Teoride çok kolay görünen bu anlattıklarım, uygularken pek kolay olmayacak. Ben kreşin önünde yarım saatlik ağlama krizini dindirmeye ve bir yandan da öğretmenlerin çocuğu benden kopararak içeri sokmasını engellemeye çalışırken, hiç eğlenmiyordum, son derece umutsuzdum ve içeri güle oynaya giren çocuklara gıpta ile bakıyordum mesela. (çocuklarımızı kıyaslamıyoruz, sözü gelmişken, bak o ağlamadan girdi, hadi sen de gir demiyoruz, çünkü bizim çocuğumuz o, başkası değil) 6 ay aralıksız sürdü bu krizler, 6. aydan sonra ara ara olmaya devam etti (uzun tatil dönüşlerinde) ve sonunda güle oynaya okuluna giden beni öpüp içeri giren çocuğuma kavuşmuştum.

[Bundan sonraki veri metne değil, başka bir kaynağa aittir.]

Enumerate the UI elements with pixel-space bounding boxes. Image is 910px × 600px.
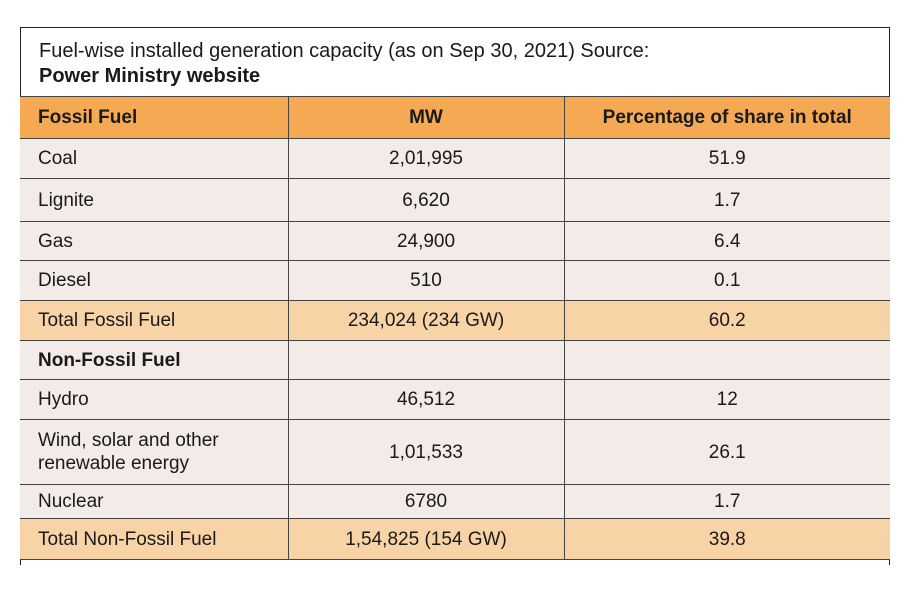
table-row-nuclear: Nuclear 6780 1.7 (20, 484, 890, 519)
row-name: Coal (20, 138, 289, 179)
row-pct: 60.2 (563, 300, 890, 341)
row-pct: 12 (563, 379, 890, 420)
table-row-total-non-fossil: Total Non-Fossil Fuel 1,54,825 (154 GW) … (20, 518, 890, 560)
capacity-table: Fossil Fuel MW Percentage of share in to… (20, 96, 890, 560)
table-row-diesel: Diesel 510 0.1 (20, 260, 890, 301)
row-name: Nuclear (20, 484, 289, 519)
row-mw: 46,512 (287, 379, 565, 420)
row-name: Total Fossil Fuel (20, 300, 289, 341)
row-name: Diesel (20, 260, 289, 301)
capacity-table-frame: Fuel-wise installed generation capacity … (20, 27, 890, 565)
row-name: Lignite (20, 178, 289, 222)
row-mw: 24,900 (287, 221, 565, 261)
row-mw: 1,54,825 (154 GW) (287, 518, 565, 560)
table-row-hydro: Hydro 46,512 12 (20, 379, 890, 420)
row-pct: 39.8 (563, 518, 890, 560)
row-name: Wind, solar and other renewable energy (20, 419, 289, 485)
row-pct: 0.1 (563, 260, 890, 301)
row-mw: 2,01,995 (287, 138, 565, 179)
row-mw: 234,024 (234 GW) (287, 300, 565, 341)
table-title: Fuel-wise installed generation capacity … (21, 28, 889, 96)
row-pct: 6.4 (563, 221, 890, 261)
table-row-non-fossil-heading: Non-Fossil Fuel (20, 340, 890, 380)
table-title-source: Power Ministry website (39, 65, 261, 87)
row-pct (563, 340, 890, 380)
row-mw: 510 (287, 260, 565, 301)
table-row-gas: Gas 24,900 6.4 (20, 221, 890, 261)
table-row-total-fossil: Total Fossil Fuel 234,024 (234 GW) 60.2 (20, 300, 890, 341)
row-name: Gas (20, 221, 289, 261)
header-fossil-fuel: Fossil Fuel (20, 96, 289, 139)
row-mw: 6780 (287, 484, 565, 519)
row-pct: 1.7 (563, 178, 890, 222)
header-mw: MW (287, 96, 565, 139)
row-pct: 51.9 (563, 138, 890, 179)
row-name: Hydro (20, 379, 289, 420)
table-row-lignite: Lignite 6,620 1.7 (20, 178, 890, 222)
row-mw: 1,01,533 (287, 419, 565, 485)
section-heading: Non-Fossil Fuel (20, 340, 289, 380)
row-name: Total Non-Fossil Fuel (20, 518, 289, 560)
row-mw: 6,620 (287, 178, 565, 222)
table-row-renewable: Wind, solar and other renewable energy 1… (20, 419, 890, 485)
header-percentage: Percentage of share in total (563, 96, 890, 139)
row-pct: 1.7 (563, 484, 890, 519)
table-title-line1: Fuel-wise installed generation capacity … (39, 40, 650, 62)
row-mw (287, 340, 565, 380)
header-row: Fossil Fuel MW Percentage of share in to… (20, 96, 890, 139)
table-row-coal: Coal 2,01,995 51.9 (20, 138, 890, 179)
row-pct: 26.1 (563, 419, 890, 485)
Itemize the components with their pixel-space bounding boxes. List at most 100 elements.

Sonra ne oldu, ilkokul başladı :/

Şimdi aynı süreçlerden yeniden geçiyoruz, farklı okul, farklı sınıf, farklı öğretmenler... Belki farklı bir süreç yaşayacağız, belki daha uzun sürecek, belki daha acılı olacak.

Yarın 2. oryantasyon günü ve şu anda evde mutlu mesut oyun oynayan çocuğun içinden ne tür bir şeytan çıkacak, ben de bilmiyorum.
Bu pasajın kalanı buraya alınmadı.